Opinião

E como fica o futebol no meio do conflito entre Israel e o Hamas?

Opinião de Duarte Gomes. Não será de todo a pergunta mais importante a fazer no meio do horror que temos testemunhado, mas servirá para tentarmos perceber o alcance medonho que uma guerra pode ter no quotidiano de quem mora nos dois lados da barricada.
E como fica o futebol no meio do conflito entre Israel e o Hamas?
Anadolu Agency/Getty Imagens
O que se está a passar agora naquela região não é muito diferente do que acontece na Ucrânia, Síria, Iémen ou Nagorno-Karabakh: disputas armadas baseadas em motivações recentes ou passadas, quase todas assentes em inultrapassáveis diferenças religiosas, ideológicas, étnicas ou territoriais.
Pelo meio, uma certeza inabalável: as consequências catastróficas para milhões e milhões de inocentes, homens e mulheres, crianças e adolescentes, idosos e doentes esventrados das suas liberdades, privados das suas vidas, assassinados sem piedade.
Um genocídio que acontece todos os dias, no mesmo planeta em que vivemos, à frente dos nossos olhos e à frente dos olhos de uma comunidade internacional tão célere a condenar as baixas de um lado como a fornecer armas para a resposta estupidamente desproporcional do outro.
Mas o artigo de hoje não pretende fazer análise geopolítica, até porque sou leigo na matéria.
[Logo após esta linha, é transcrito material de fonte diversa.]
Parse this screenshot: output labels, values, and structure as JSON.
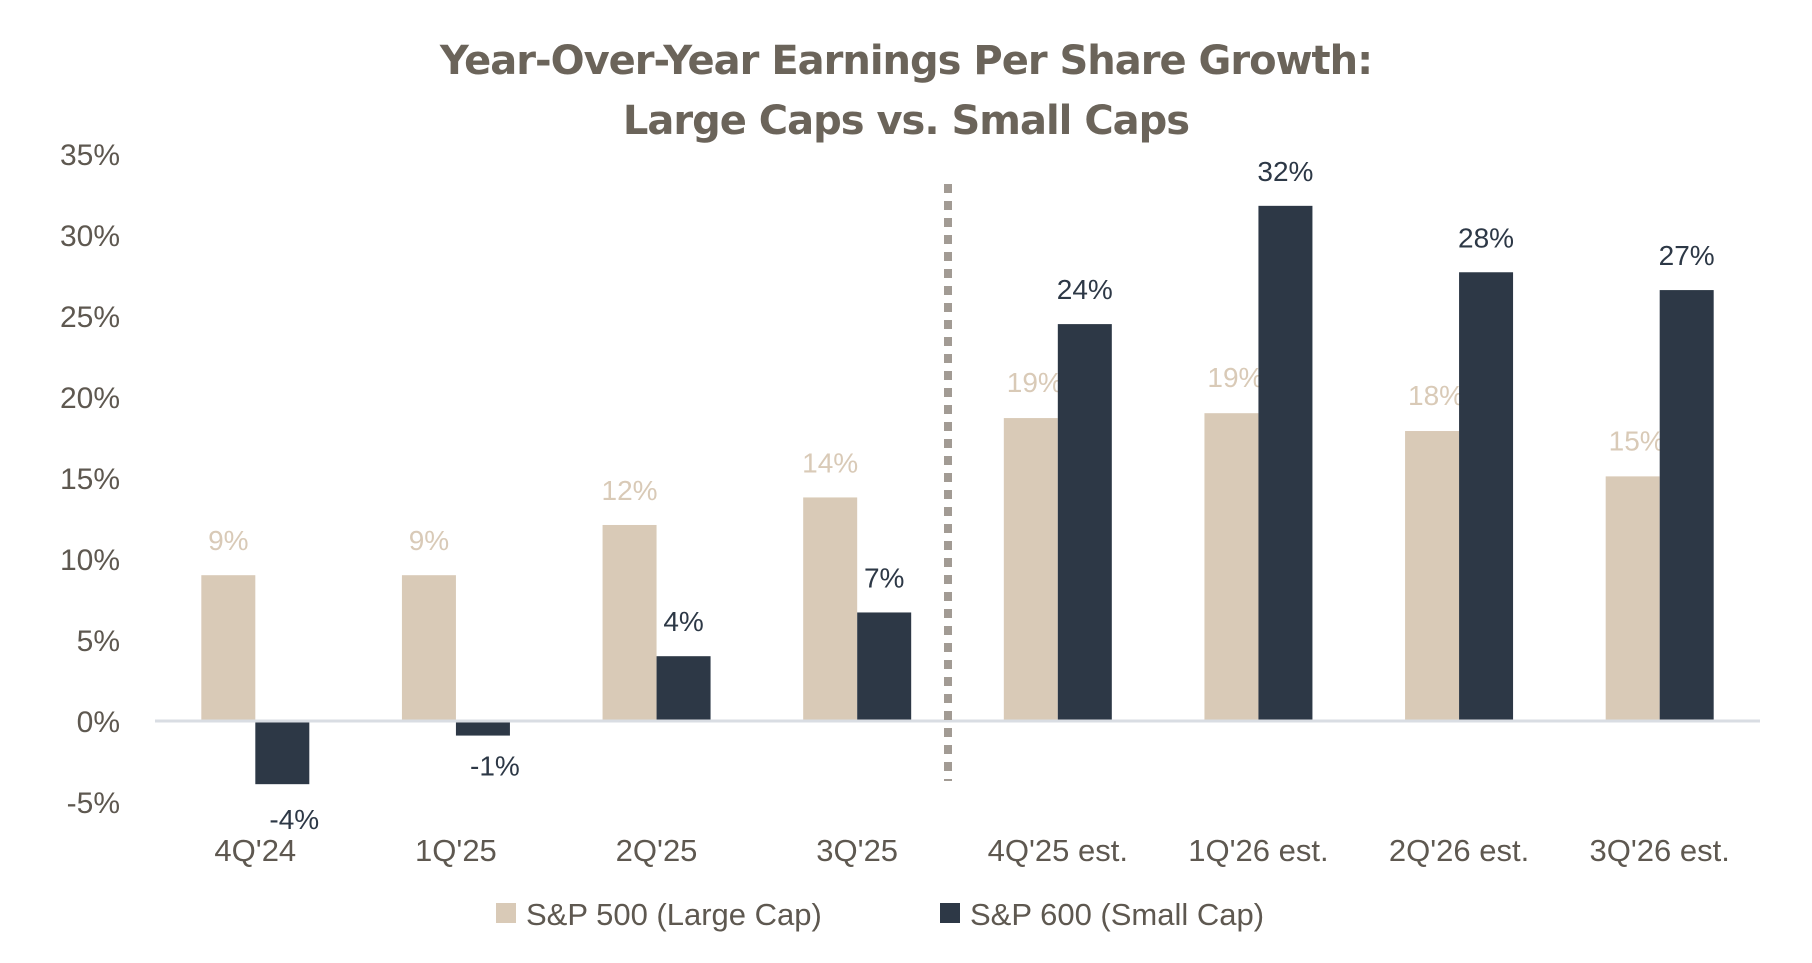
{
  "chart_data": {
    "type": "bar",
    "title": [
      "Year-Over-Year Earnings Per Share Growth:",
      "Large Caps vs. Small Caps"
    ],
    "xlabel": "",
    "ylabel": "",
    "ylim": [
      -5,
      35
    ],
    "yticks": [
      "35%",
      "30%",
      "25%",
      "20%",
      "15%",
      "10%",
      "5%",
      "0%",
      "-5%"
    ],
    "ytick_values": [
      35,
      30,
      25,
      20,
      15,
      10,
      5,
      0,
      -5
    ],
    "grid": false,
    "legend_position": "bottom",
    "divider_after_category": "3Q'25",
    "categories": [
      "4Q'24",
      "1Q'25",
      "2Q'25",
      "3Q'25",
      "4Q'25 est.",
      "1Q'26 est.",
      "2Q'26 est.",
      "3Q'26 est."
    ],
    "series": [
      {
        "name": "S&P 500 (Large Cap)",
        "color": "#d9cab7",
        "label_color": "#d9cab7",
        "values": [
          9.0,
          9.0,
          12.1,
          13.8,
          18.7,
          19.0,
          17.9,
          15.1
        ],
        "labels": [
          "9%",
          "9%",
          "12%",
          "14%",
          "19%",
          "19%",
          "18%",
          "15%"
        ]
      },
      {
        "name": "S&P 600 (Small Cap)",
        "color": "#2d3846",
        "label_color": "#2d3846",
        "values": [
          -3.9,
          -0.9,
          4.0,
          6.7,
          24.5,
          31.8,
          27.7,
          26.6
        ],
        "labels": [
          "-4%",
          "-1%",
          "4%",
          "7%",
          "24%",
          "32%",
          "28%",
          "27%"
        ]
      }
    ]
  }
}
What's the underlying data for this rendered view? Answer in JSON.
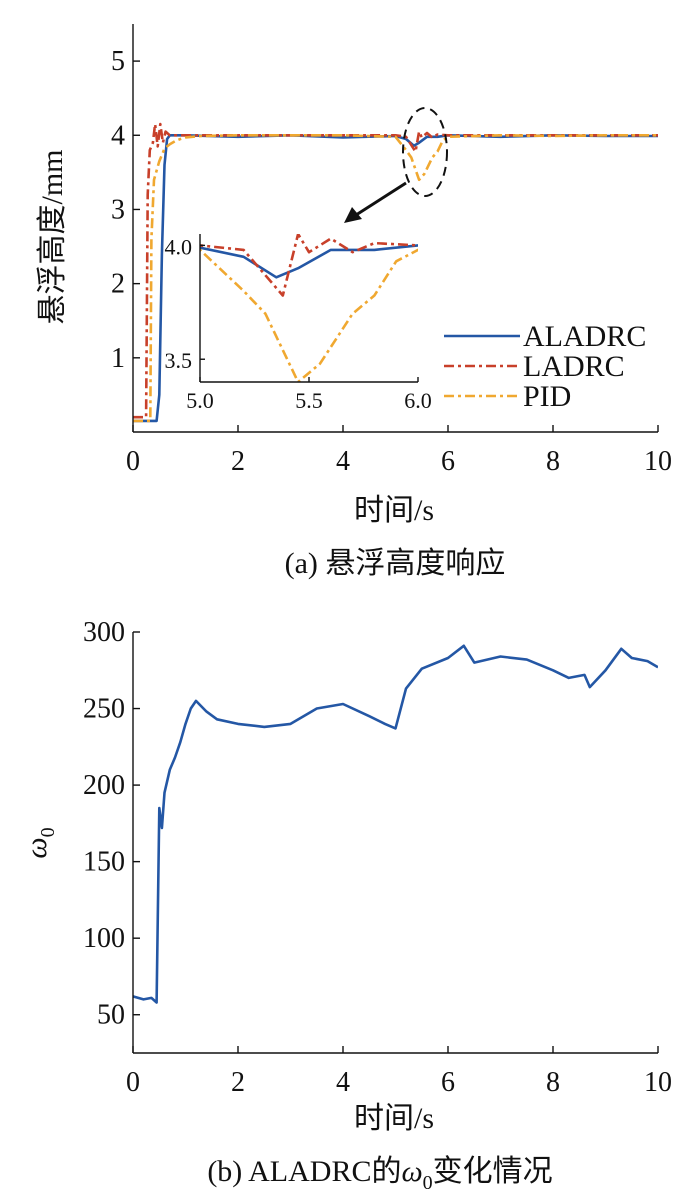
{
  "chart_data": [
    {
      "type": "line",
      "caption": "(a) 悬浮高度响应",
      "xlabel": "时间/s",
      "ylabel": "悬浮高度/mm",
      "xlim": [
        0,
        10
      ],
      "ylim": [
        0,
        5.5
      ],
      "xticks": [
        "0",
        "2",
        "4",
        "6",
        "8",
        "10"
      ],
      "yticks": [
        "1",
        "2",
        "3",
        "4",
        "5"
      ],
      "legend_position": "bottom-right",
      "grid": false,
      "series": [
        {
          "name": "ALADRC",
          "color": "#2457a5",
          "style": "solid",
          "x": [
            0,
            0.45,
            0.5,
            0.55,
            0.6,
            0.65,
            0.7,
            1.0,
            2.0,
            3.0,
            4.0,
            5.0,
            5.2,
            5.35,
            5.45,
            5.6,
            5.8,
            6.0,
            7.0,
            8.0,
            9.0,
            10.0
          ],
          "y": [
            0.15,
            0.15,
            0.5,
            2.4,
            3.6,
            3.95,
            4.0,
            4.0,
            3.98,
            4.0,
            3.97,
            3.99,
            3.95,
            3.86,
            3.9,
            3.98,
            3.98,
            4.0,
            3.98,
            4.0,
            3.99,
            3.99
          ]
        },
        {
          "name": "LADRC",
          "color": "#c8402a",
          "style": "dashdot",
          "x": [
            0,
            0.25,
            0.28,
            0.32,
            0.38,
            0.42,
            0.47,
            0.52,
            0.57,
            0.62,
            0.7,
            1.0,
            2.0,
            3.0,
            4.0,
            5.0,
            5.2,
            5.38,
            5.45,
            5.5,
            5.6,
            5.7,
            5.8,
            6.0,
            7.0,
            8.0,
            9.0,
            10.0
          ],
          "y": [
            0.2,
            0.2,
            3.2,
            3.8,
            3.9,
            4.15,
            3.85,
            4.15,
            3.9,
            4.05,
            4.0,
            4.0,
            4.0,
            4.0,
            4.0,
            4.0,
            3.98,
            3.78,
            4.05,
            3.97,
            4.03,
            3.97,
            4.01,
            4.0,
            4.0,
            4.0,
            4.0,
            4.0
          ]
        },
        {
          "name": "PID",
          "color": "#f0a830",
          "style": "dashdot",
          "x": [
            0,
            0.33,
            0.35,
            0.4,
            0.5,
            0.6,
            0.7,
            0.8,
            0.9,
            1.0,
            1.3,
            2.0,
            4.0,
            5.0,
            5.2,
            5.3,
            5.45,
            5.55,
            5.7,
            5.8,
            5.9,
            6.0,
            7.0,
            8.0,
            9.0,
            10.0
          ],
          "y": [
            0.15,
            0.15,
            2.6,
            3.4,
            3.65,
            3.82,
            3.88,
            3.92,
            3.95,
            3.97,
            3.99,
            4.0,
            4.0,
            3.98,
            3.8,
            3.7,
            3.4,
            3.48,
            3.7,
            3.78,
            3.93,
            3.98,
            4.0,
            3.99,
            4.0,
            4.0
          ]
        }
      ],
      "inset": {
        "xlim": [
          5.0,
          6.0
        ],
        "ylim": [
          3.4,
          4.05
        ],
        "xticks": [
          "5.0",
          "5.5",
          "6.0"
        ],
        "yticks": [
          "3.5",
          "4.0"
        ]
      }
    },
    {
      "type": "line",
      "caption_parts": [
        "(b) ALADRC的",
        "ω",
        "0",
        "变化情况"
      ],
      "xlabel": "时间/s",
      "ylabel": [
        "ω",
        "0"
      ],
      "xlim": [
        0,
        10
      ],
      "ylim": [
        25,
        300
      ],
      "xticks": [
        "0",
        "2",
        "4",
        "6",
        "8",
        "10"
      ],
      "yticks": [
        "50",
        "100",
        "150",
        "200",
        "250",
        "300"
      ],
      "grid": false,
      "series": [
        {
          "color": "#2457a5",
          "x": [
            0,
            0.2,
            0.35,
            0.45,
            0.5,
            0.55,
            0.6,
            0.7,
            0.8,
            0.9,
            1.0,
            1.1,
            1.2,
            1.4,
            1.6,
            2.0,
            2.5,
            3.0,
            3.5,
            4.0,
            4.5,
            4.8,
            5.0,
            5.2,
            5.5,
            6.0,
            6.3,
            6.5,
            7.0,
            7.5,
            8.0,
            8.3,
            8.6,
            8.7,
            9.0,
            9.3,
            9.5,
            9.8,
            10.0
          ],
          "y": [
            62,
            60,
            61,
            58,
            185,
            172,
            195,
            210,
            218,
            228,
            240,
            250,
            255,
            248,
            243,
            240,
            238,
            240,
            250,
            253,
            245,
            240,
            237,
            263,
            276,
            283,
            291,
            280,
            284,
            282,
            275,
            270,
            272,
            264,
            275,
            289,
            283,
            281,
            277
          ]
        }
      ]
    }
  ]
}
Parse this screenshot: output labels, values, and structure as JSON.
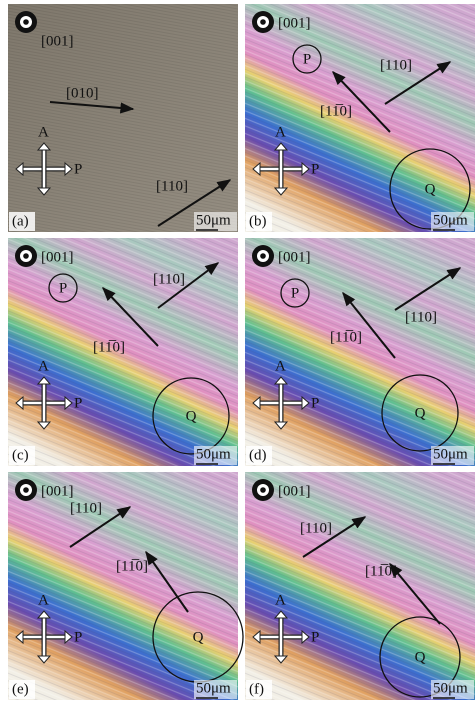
{
  "panels": [
    {
      "label": "(a)",
      "zone_axis": "[001]",
      "directions": [
        "[010]",
        "[110]"
      ],
      "polarizers": [
        "A",
        "P"
      ],
      "circles": [],
      "scale_bar": "50μm"
    },
    {
      "label": "(b)",
      "zone_axis": "[001]",
      "directions": [
        "[110]",
        "[11̅0]"
      ],
      "polarizers": [
        "A",
        "P"
      ],
      "circles": [
        "P",
        "Q"
      ],
      "scale_bar": "50μm"
    },
    {
      "label": "(c)",
      "zone_axis": "[001]",
      "directions": [
        "[110]",
        "[11̅0]"
      ],
      "polarizers": [
        "A",
        "P"
      ],
      "circles": [
        "P",
        "Q"
      ],
      "scale_bar": "50μm"
    },
    {
      "label": "(d)",
      "zone_axis": "[001]",
      "directions": [
        "[110]",
        "[11̅0]"
      ],
      "polarizers": [
        "A",
        "P"
      ],
      "circles": [
        "P",
        "Q"
      ],
      "scale_bar": "50μm"
    },
    {
      "label": "(e)",
      "zone_axis": "[001]",
      "directions": [
        "[110]",
        "[11̅0]"
      ],
      "polarizers": [
        "A",
        "P"
      ],
      "circles": [
        "Q"
      ],
      "scale_bar": "50μm"
    },
    {
      "label": "(f)",
      "zone_axis": "[001]",
      "directions": [
        "[110]",
        "[11̅0]"
      ],
      "polarizers": [
        "A",
        "P"
      ],
      "circles": [
        "Q"
      ],
      "scale_bar": "50μm"
    }
  ]
}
A única coisa que "sei" é que há nestas guerras danos colaterais inaceitáveis, que enojam a alma e o coração de qualquer pessoa decente.
Voltemos ao início: como fica o futebol, os seus jogadores, treinadores e dirigentes, no meio de um conflito assim? Bem, o futebol, tal como a escola, o trabalho ou a vida diária simplesmente... não ficam. Deixam de existir.
Na Palestina havia, até ao início deste mês, duas ligas regionais, uma na Faixa de Gaza e outra na Cisjordânia. Eram "regionais" porque Israel impediu a criação de uma liga nacional, bem como viagens das equipas entre os dois territórios.
O estado de Israel proibiu ainda que o selecionar palestiniano pudesse ir a Gaza observar em ação jogadores selecionáveis. Makram Daboub só pode convocar atletas cisjordanos e mesmo assim com algumas restrições, visto que é frequente serem detidos por motivos políticos.
Foi o que aconteceu por exemplo com Mahmoud Sarsak, acusado de fazer parte de grupos extremistas e, pior ainda, com a promessa local Ahmed Daraghmeh, abatido pelo exército israelita o ano passado.
A seleção nacional palestiniana tinha sido convidada para participar num torneio particular na Malásia nos próximos dias, mas não irá comparecer por motivos óbvios.
Não parece haver dúvidas que por ali o futebol é o reflexo do dia-a-dia na zona: perigo constante, sobrevivência no limite, zero controlo sobre a própria existência e governo nas mãos de um partido extremista, terrorista e bárbaro: o Hamas.
Em Israel os campeonatos também pararam na totalidade, embora os seus atletas - totalmente profissionais e, entre eles, vários jogadores estrangeiros - não tenham felizmente sofrido na pele as consequências práticas do conflito. Muitos jogadores optaram por regressar temporariamente às suas casas, outros ficaram e juntaram-se ao povo, também ele vítima inocente neste conflito, para promoverem ações de solidariedade e apoio ao seu país.
Convém termos em conta a existência anterior de clivagens entre clubes israelitas, manifestada sobretudo pelos seus adeptos e claques mais radicais. Uns mais à esquerda, outros mais à direita, uns pró-judeus, outros pró-árabes, um autêntico pesadelo para a segurança que o desporto devia dar a todos os seus agentes desportivos.
São dinâmicas que nós, deste lado, teremos alguma dificuldade em entender, mas que têm enquadramento histórico profundo, quase para lá da nossa compreensão.
Certo, certo é que no meio disto tudo, o desporto pára, a educação não avança, o medo paira e o futuro próximo é sombrio. Tudo porque há quem seja incapaz de aceitar, ceder, tolerar, negociar, abdicar ou apenas... perdoar.
O mundo é um lugar maravilhoso. São alguns humanos que o tornam assim, tão perigoso e assustador.